What Negative Keywords Should Law Firms Always Use In Google Ads?
At a minimum, law firms should maintain negative keyword lists covering job-intent terms (salary, degree, career, hiring, internship), DIY-intent terms (free, template, without a lawyer, pro se, how to file), research-intent terms (definition, what is, types of, examples), and unrelated practice area terms that could bleed across campaigns. This list should be reviewed and expanded regularly based on search term reports. Failing to maintain negative keywords is one of the three structural mistakes that causes most legal Google Ads accounts to underperform.
Is It Better To Manage Law Firm Google Ads In-House Or Use A Fully Managed Service?
If you have an experienced in-house performance marketer who understands campaign architecture, CRM integration, and conversion tracking at a granular level, an in-house or collaborative model can work.

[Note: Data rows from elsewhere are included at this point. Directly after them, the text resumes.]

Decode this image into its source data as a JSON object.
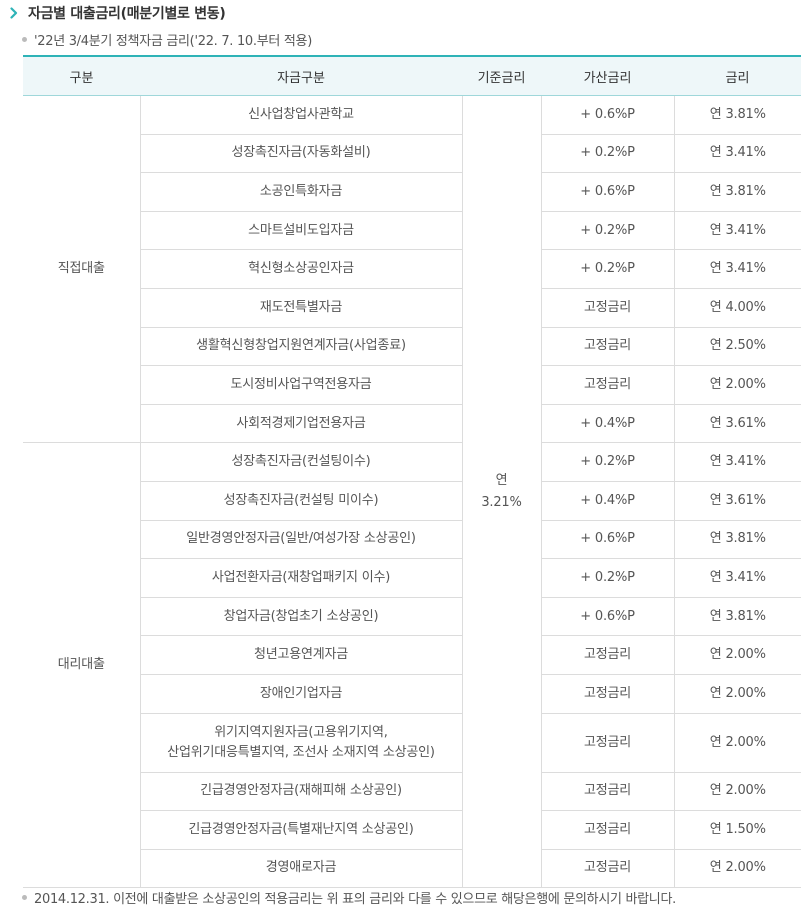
{
  "header": {
    "title": "자금별 대출금리(매분기별로 변동)",
    "subtitle": "'22년 3/4분기 정책자금 금리('22. 7. 10.부터 적용)"
  },
  "table": {
    "columns": [
      "구분",
      "자금구분",
      "기준금리",
      "가산금리",
      "금리"
    ],
    "base_rate": {
      "line1": "연",
      "line2": "3.21%"
    },
    "groups": [
      {
        "category": "직접대출",
        "rows": [
          {
            "fund": "신사업창업사관학교",
            "add": "+ 0.6%P",
            "rate": "연 3.81%"
          },
          {
            "fund": "성장촉진자금(자동화설비)",
            "add": "+ 0.2%P",
            "rate": "연 3.41%"
          },
          {
            "fund": "소공인특화자금",
            "add": "+ 0.6%P",
            "rate": "연 3.81%"
          },
          {
            "fund": "스마트설비도입자금",
            "add": "+ 0.2%P",
            "rate": "연 3.41%"
          },
          {
            "fund": "혁신형소상공인자금",
            "add": "+ 0.2%P",
            "rate": "연 3.41%"
          },
          {
            "fund": "재도전특별자금",
            "add": "고정금리",
            "rate": "연 4.00%"
          },
          {
            "fund": "생활혁신형창업지원연계자금(사업종료)",
            "add": "고정금리",
            "rate": "연 2.50%"
          },
          {
            "fund": "도시정비사업구역전용자금",
            "add": "고정금리",
            "rate": "연 2.00%"
          },
          {
            "fund": "사회적경제기업전용자금",
            "add": "+ 0.4%P",
            "rate": "연 3.61%"
          }
        ]
      },
      {
        "category": "대리대출",
        "rows": [
          {
            "fund": "성장촉진자금(컨설팅이수)",
            "add": "+ 0.2%P",
            "rate": "연 3.41%"
          },
          {
            "fund": "성장촉진자금(컨설팅 미이수)",
            "add": "+ 0.4%P",
            "rate": "연 3.61%"
          },
          {
            "fund": "일반경영안정자금(일반/여성가장 소상공인)",
            "add": "+ 0.6%P",
            "rate": "연 3.81%"
          },
          {
            "fund": "사업전환자금(재창업패키지 이수)",
            "add": "+ 0.2%P",
            "rate": "연 3.41%"
          },
          {
            "fund": "창업자금(창업초기 소상공인)",
            "add": "+ 0.6%P",
            "rate": "연 3.81%"
          },
          {
            "fund": "청년고용연계자금",
            "add": "고정금리",
            "rate": "연 2.00%"
          },
          {
            "fund": "장애인기업자금",
            "add": "고정금리",
            "rate": "연 2.00%"
          },
          {
            "fund": "위기지역지원자금(고용위기지역,\n산업위기대응특별지역, 조선사 소재지역 소상공인)",
            "add": "고정금리",
            "rate": "연 2.00%",
            "tall": true
          },
          {
            "fund": "긴급경영안정자금(재해피해 소상공인)",
            "add": "고정금리",
            "rate": "연 2.00%"
          },
          {
            "fund": "긴급경영안정자금(특별재난지역 소상공인)",
            "add": "고정금리",
            "rate": "연 1.50%"
          },
          {
            "fund": "경영애로자금",
            "add": "고정금리",
            "rate": "연 2.00%"
          }
        ]
      }
    ]
  },
  "footnote": "2014.12.31. 이전에 대출받은 소상공인의 적용금리는 위 표의 금리와 다를 수 있으므로 해당은행에 문의하시기 바랍니다.",
  "colors": {
    "accent": "#2eb3b7",
    "header_bg": "#eef7f9",
    "border": "#dcdcdc"
  },
  "icons": {
    "title": "chevron-right-icon",
    "list": "bullet-dot-icon"
  }
}
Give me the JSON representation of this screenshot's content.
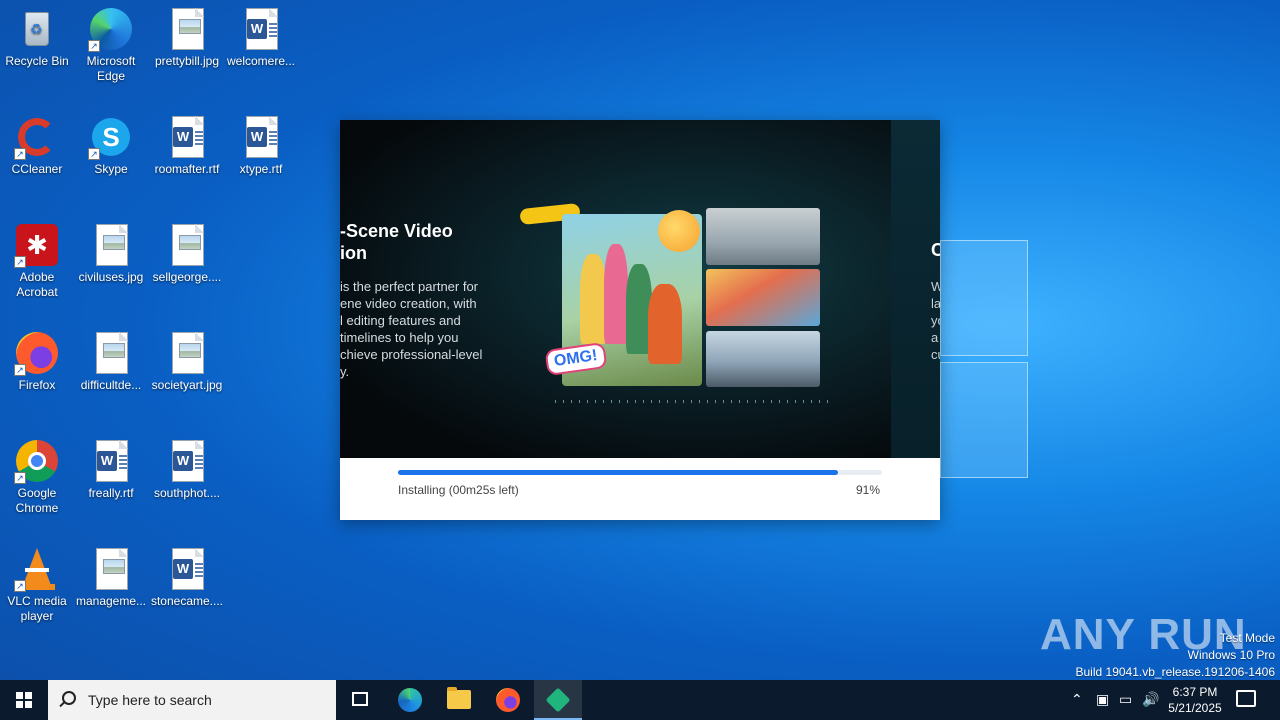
{
  "desktop": {
    "icons": [
      {
        "label": "Recycle Bin",
        "icon": "recycle-bin-icon"
      },
      {
        "label": "Microsoft Edge",
        "icon": "edge-icon"
      },
      {
        "label": "prettybill.jpg",
        "icon": "image-file-icon"
      },
      {
        "label": "welcomere...",
        "icon": "word-doc-icon"
      },
      {
        "label": "CCleaner",
        "icon": "ccleaner-icon"
      },
      {
        "label": "Skype",
        "icon": "skype-icon"
      },
      {
        "label": "roomafter.rtf",
        "icon": "word-doc-icon"
      },
      {
        "label": "xtype.rtf",
        "icon": "word-doc-icon"
      },
      {
        "label": "Adobe Acrobat",
        "icon": "acrobat-icon"
      },
      {
        "label": "civiluses.jpg",
        "icon": "image-file-icon"
      },
      {
        "label": "sellgeorge....",
        "icon": "image-file-icon"
      },
      {
        "label": "Firefox",
        "icon": "firefox-icon"
      },
      {
        "label": "difficultde...",
        "icon": "image-file-icon"
      },
      {
        "label": "societyart.jpg",
        "icon": "image-file-icon"
      },
      {
        "label": "Google Chrome",
        "icon": "chrome-icon"
      },
      {
        "label": "freally.rtf",
        "icon": "word-doc-icon"
      },
      {
        "label": "southphot....",
        "icon": "word-doc-icon"
      },
      {
        "label": "VLC media player",
        "icon": "vlc-icon"
      },
      {
        "label": "manageme...",
        "icon": "image-file-icon"
      },
      {
        "label": "stonecame....",
        "icon": "word-doc-icon"
      }
    ]
  },
  "installer": {
    "slide": {
      "title_line1": "-Scene Video",
      "title_line2": "ion",
      "desc_lines": [
        "is the perfect partner for",
        "ene video creation, with",
        "l editing features and",
        "timelines to help you",
        "chieve professional-level",
        "y."
      ],
      "sticker_text": "OMG!",
      "next_slide_letter": "C",
      "next_slide_lines": [
        "W",
        "la",
        "yo",
        "a",
        "cu"
      ]
    },
    "progress": {
      "status": "Installing (00m25s left)",
      "percent_label": "91%",
      "percent": 91
    }
  },
  "watermark": {
    "text": "ANY RUN",
    "lines": [
      "Test Mode",
      "Windows 10 Pro",
      "Build 19041.vb_release.191206-1406"
    ]
  },
  "taskbar": {
    "search_placeholder": "Type here to search",
    "apps": [
      "task-view",
      "edge",
      "file-explorer",
      "firefox",
      "installer"
    ],
    "clock_time": "6:37 PM",
    "clock_date": "5/21/2025",
    "tray_icons": [
      "chevron-up-icon",
      "meet-now-icon",
      "network-icon",
      "volume-icon"
    ]
  }
}
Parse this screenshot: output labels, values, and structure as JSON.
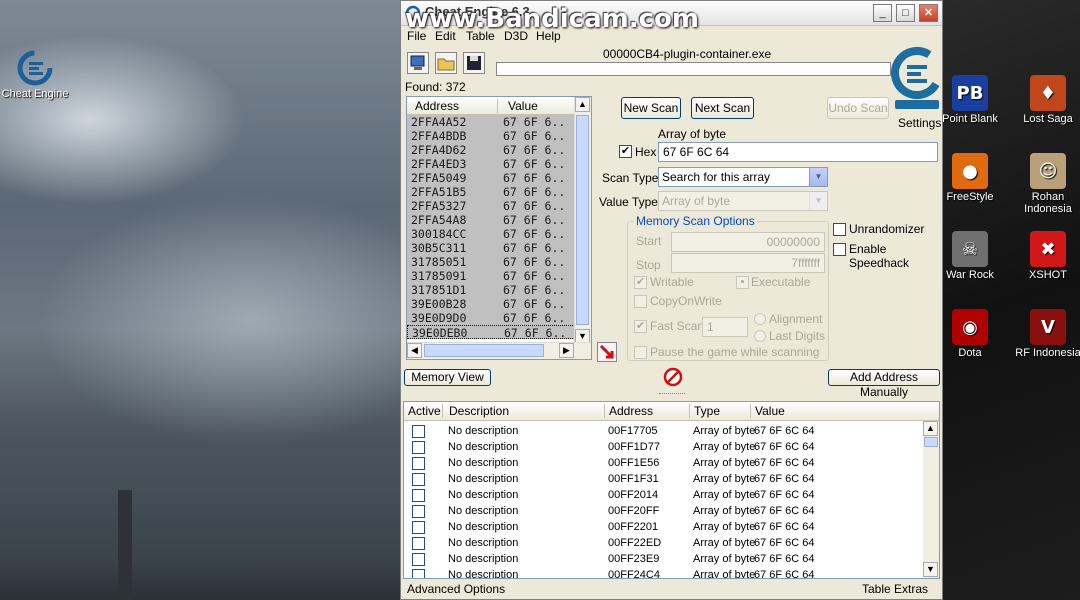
{
  "watermark": "www.Bandicam.com",
  "desktop": {
    "left_icon": {
      "label": "Cheat Engine"
    },
    "right_icons": [
      {
        "label": "Point Blank",
        "color": "#1a3fa0",
        "glyph": "PB"
      },
      {
        "label": "Lost Saga",
        "color": "#c0471c",
        "glyph": "♦"
      },
      {
        "label": "FreeStyle",
        "color": "#e06a10",
        "glyph": "●"
      },
      {
        "label": "Rohan Indonesia",
        "color": "#b9a07a",
        "glyph": "☺"
      },
      {
        "label": "War Rock",
        "color": "#6f6f6f",
        "glyph": "☠"
      },
      {
        "label": "XSHOT",
        "color": "#d01818",
        "glyph": "✖"
      },
      {
        "label": "Dota",
        "color": "#b00000",
        "glyph": "◉"
      },
      {
        "label": "RF Indonesia",
        "color": "#8a1010",
        "glyph": "V"
      }
    ]
  },
  "window": {
    "title": "Cheat Engine 6.3"
  },
  "menu": [
    "File",
    "Edit",
    "Table",
    "D3D",
    "Help"
  ],
  "process": "00000CB4-plugin-container.exe",
  "found": "Found: 372",
  "settings_label": "Settings",
  "results": {
    "headers": {
      "address": "Address",
      "value": "Value"
    },
    "rows": [
      {
        "address": "2FFA4A52",
        "value": "67 6F 6.."
      },
      {
        "address": "2FFA4BDB",
        "value": "67 6F 6.."
      },
      {
        "address": "2FFA4D62",
        "value": "67 6F 6.."
      },
      {
        "address": "2FFA4ED3",
        "value": "67 6F 6.."
      },
      {
        "address": "2FFA5049",
        "value": "67 6F 6.."
      },
      {
        "address": "2FFA51B5",
        "value": "67 6F 6.."
      },
      {
        "address": "2FFA5327",
        "value": "67 6F 6.."
      },
      {
        "address": "2FFA54A8",
        "value": "67 6F 6.."
      },
      {
        "address": "300184CC",
        "value": "67 6F 6.."
      },
      {
        "address": "30B5C311",
        "value": "67 6F 6.."
      },
      {
        "address": "31785051",
        "value": "67 6F 6.."
      },
      {
        "address": "31785091",
        "value": "67 6F 6.."
      },
      {
        "address": "317851D1",
        "value": "67 6F 6.."
      },
      {
        "address": "39E00B28",
        "value": "67 6F 6.."
      },
      {
        "address": "39E0D9D0",
        "value": "67 6F 6.."
      },
      {
        "address": "39E0DEB0",
        "value": "67 6F 6.."
      }
    ]
  },
  "scan": {
    "new_scan": "New Scan",
    "next_scan": "Next Scan",
    "undo_scan": "Undo Scan",
    "value_type_caption": "Array of byte",
    "hex_label": "Hex",
    "hex_value": "67 6F 6C 64",
    "scan_type_label": "Scan Type",
    "scan_type_value": "Search for this array",
    "value_type_label": "Value Type",
    "value_type_value": "Array of byte",
    "memory_options_title": "Memory Scan Options",
    "start_label": "Start",
    "start_value": "00000000",
    "stop_label": "Stop",
    "stop_value": "7fffffff",
    "writable": "Writable",
    "executable": "Executable",
    "copy_on_write": "CopyOnWrite",
    "fast_scan": "Fast Scan",
    "fast_scan_value": "1",
    "alignment": "Alignment",
    "last_digits": "Last Digits",
    "pause_game": "Pause the game while scanning",
    "unrandomizer": "Unrandomizer",
    "enable_speedhack": "Enable Speedhack"
  },
  "memory_view": "Memory View",
  "add_address_manually": "Add Address Manually",
  "table": {
    "headers": {
      "active": "Active",
      "description": "Description",
      "address": "Address",
      "type": "Type",
      "value": "Value"
    },
    "rows": [
      {
        "description": "No description",
        "address": "00F17705",
        "type": "Array of byte",
        "value": "67 6F 6C 64"
      },
      {
        "description": "No description",
        "address": "00FF1D77",
        "type": "Array of byte",
        "value": "67 6F 6C 64"
      },
      {
        "description": "No description",
        "address": "00FF1E56",
        "type": "Array of byte",
        "value": "67 6F 6C 64"
      },
      {
        "description": "No description",
        "address": "00FF1F31",
        "type": "Array of byte",
        "value": "67 6F 6C 64"
      },
      {
        "description": "No description",
        "address": "00FF2014",
        "type": "Array of byte",
        "value": "67 6F 6C 64"
      },
      {
        "description": "No description",
        "address": "00FF20FF",
        "type": "Array of byte",
        "value": "67 6F 6C 64"
      },
      {
        "description": "No description",
        "address": "00FF2201",
        "type": "Array of byte",
        "value": "67 6F 6C 64"
      },
      {
        "description": "No description",
        "address": "00FF22ED",
        "type": "Array of byte",
        "value": "67 6F 6C 64"
      },
      {
        "description": "No description",
        "address": "00FF23E9",
        "type": "Array of byte",
        "value": "67 6F 6C 64"
      },
      {
        "description": "No description",
        "address": "00FF24C4",
        "type": "Array of byte",
        "value": "67 6F 6C 64"
      }
    ]
  },
  "advanced_options": "Advanced Options",
  "table_extras": "Table Extras"
}
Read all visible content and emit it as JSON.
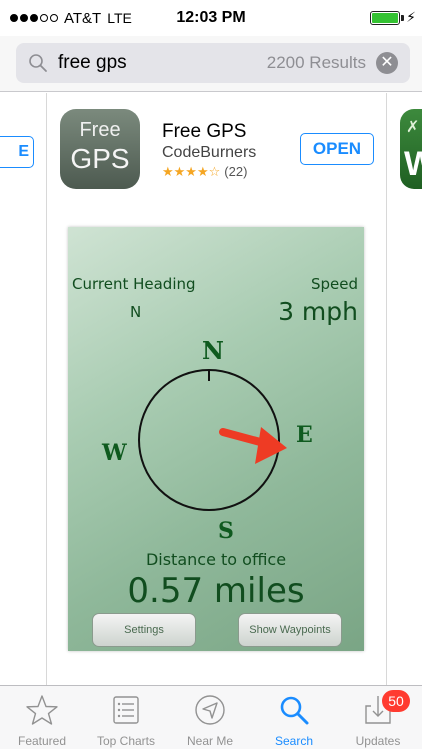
{
  "status_bar": {
    "signal_filled": 3,
    "signal_total": 5,
    "carrier": "AT&T",
    "network": "LTE",
    "time": "12:03 PM",
    "battery_level": 1.0,
    "battery_color": "#34c232"
  },
  "search": {
    "query": "free gps",
    "results": "2200 Results",
    "clear_icon": "clear-icon"
  },
  "results": {
    "previous_action_label": "E",
    "app": {
      "icon_text_top": "Free",
      "icon_text_bottom": "GPS",
      "name": "Free GPS",
      "developer": "CodeBurners",
      "stars": "★★★★☆",
      "rating_value": 4,
      "rating_count": "(22)",
      "action_label": "OPEN"
    },
    "next_app_icon_letter": "W",
    "screenshot": {
      "heading_label": "Current Heading",
      "heading_value": "N",
      "speed_label": "Speed",
      "speed_value": "3 mph",
      "compass_n": "N",
      "compass_e": "E",
      "compass_s": "S",
      "compass_w": "W",
      "distance_label": "Distance to office",
      "distance_value": "0.57 miles",
      "settings_button": "Settings",
      "waypoints_button": "Show Waypoints"
    }
  },
  "tab_bar": {
    "tabs": [
      {
        "label": "Featured",
        "icon": "star-icon"
      },
      {
        "label": "Top Charts",
        "icon": "list-icon"
      },
      {
        "label": "Near Me",
        "icon": "location-arrow-icon"
      },
      {
        "label": "Search",
        "icon": "search-icon",
        "active": true
      },
      {
        "label": "Updates",
        "icon": "download-icon"
      }
    ],
    "updates_badge": "50",
    "active_color": "#1a8cff",
    "inactive_color": "#929292"
  }
}
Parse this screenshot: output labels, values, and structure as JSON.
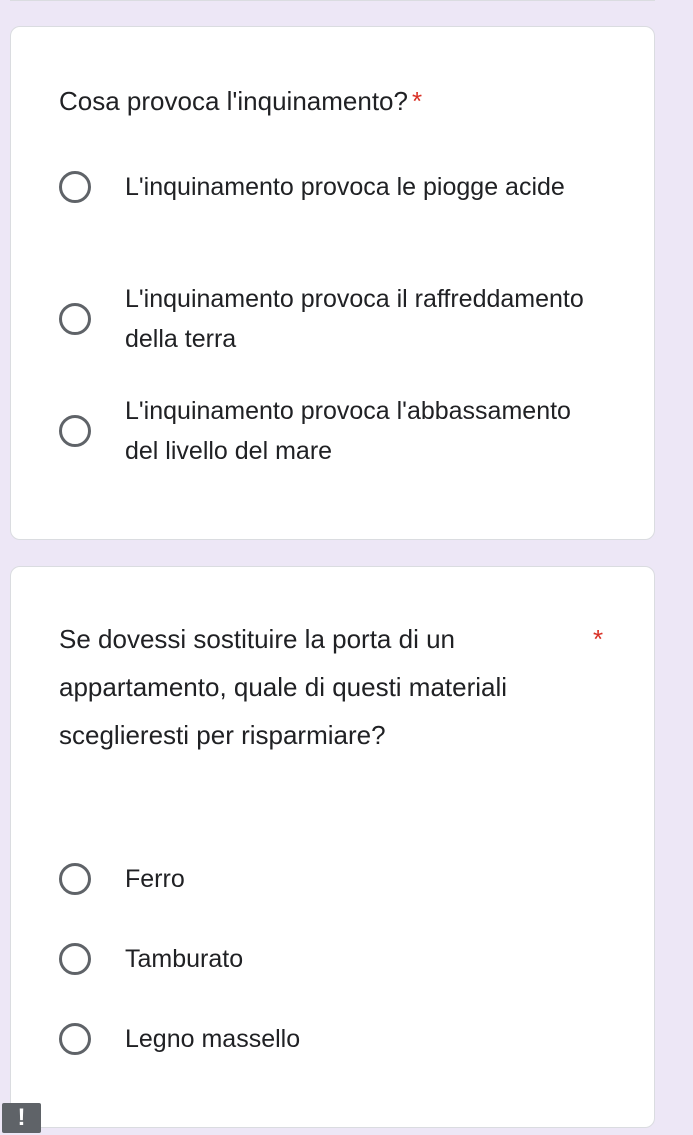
{
  "questions": [
    {
      "title": "Cosa provoca l'inquinamento?",
      "required_mark": "*",
      "options": [
        {
          "label": "L'inquinamento provoca le piogge acide",
          "selected": false
        },
        {
          "label": "L'inquinamento provoca il raffreddamento della terra",
          "selected": false
        },
        {
          "label": "L'inquinamento provoca l'abbassamento del livello del mare",
          "selected": false
        }
      ]
    },
    {
      "title": "Se dovessi sostituire la porta di un appartamento, quale di questi materiali sceglieresti per risparmiare?",
      "required_mark": "*",
      "options": [
        {
          "label": "Ferro",
          "selected": false
        },
        {
          "label": "Tamburato",
          "selected": false
        },
        {
          "label": "Legno massello",
          "selected": false
        }
      ]
    }
  ],
  "overlay_badge": {
    "label": "!"
  },
  "colors": {
    "background": "#ede7f6",
    "card": "#ffffff",
    "required": "#d93025",
    "radio_border": "#5f6368",
    "text": "#202124"
  }
}
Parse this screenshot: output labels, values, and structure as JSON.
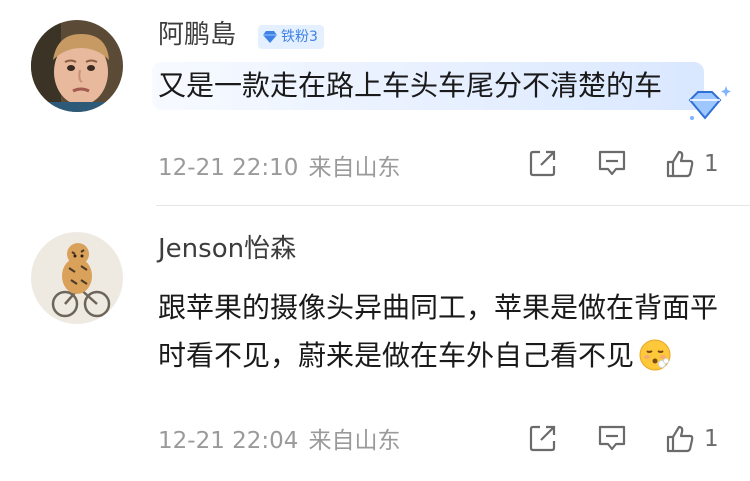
{
  "comments": [
    {
      "username": "阿鹏島",
      "badge": "铁粉3",
      "text": "又是一款走在路上车头车尾分不清楚的车",
      "time": "12-21 22:10",
      "location": "来自山东",
      "likes": "1",
      "avatar_icon": "boy-avatar"
    },
    {
      "username": "Jenson怡森",
      "text": "跟苹果的摄像头异曲同工，苹果是做在背面平时看不见，蔚来是做在车外自己看不见",
      "emoji": "face-exhaling-emoji",
      "time": "12-21 22:04",
      "location": "来自山东",
      "likes": "1",
      "avatar_icon": "tiger-painting-avatar"
    }
  ],
  "colors": {
    "badge_blue": "#3f82e6",
    "badge_bg": "#e4f0ff",
    "meta_gray": "#9a9a9a"
  }
}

If your Google Ads is managed by someone whose primary role is something else, or by an agency that sends dashboards without reconciling against intake data, a fully managed service like groas is a stronger option. groas pairs a senior strategist with a proprietary engine that handles execution around the clock, which eliminates the ceiling that comes with a single person managing your account during business hours.
How Much Should A Law Firm Expect To Pay Per Qualified Lead On Google Ads?
Cost per qualified lead varies significantly by practice area, geography, and competition. Personal injury leads in competitive metros can cost several hundred dollars per qualified consultation, while family law and criminal defense typically come in lower. The critical metric is cost per qualified lead verified through your CRM, not cost per conversion as reported by Google Ads. Many firms believe they are paying $80 per lead when the actual cost per qualified case consultation is two or three times that once phantom conversions are stripped out.
Can Google Ads Work For All Law Firm Practice Areas?
Google Ads can work for virtually any practice area where people actively search for legal help. Personal injury, family law, criminal defense, estate planning, immigration, and business law all have significant search volume with commercial intent. The key is that each practice area needs its own campaign structure, bidding strategy, and budget allocation based on its unique economics. What does not work is lumping all practice areas into a single campaign and hoping Google's algorithm allocates budget correctly. It will not.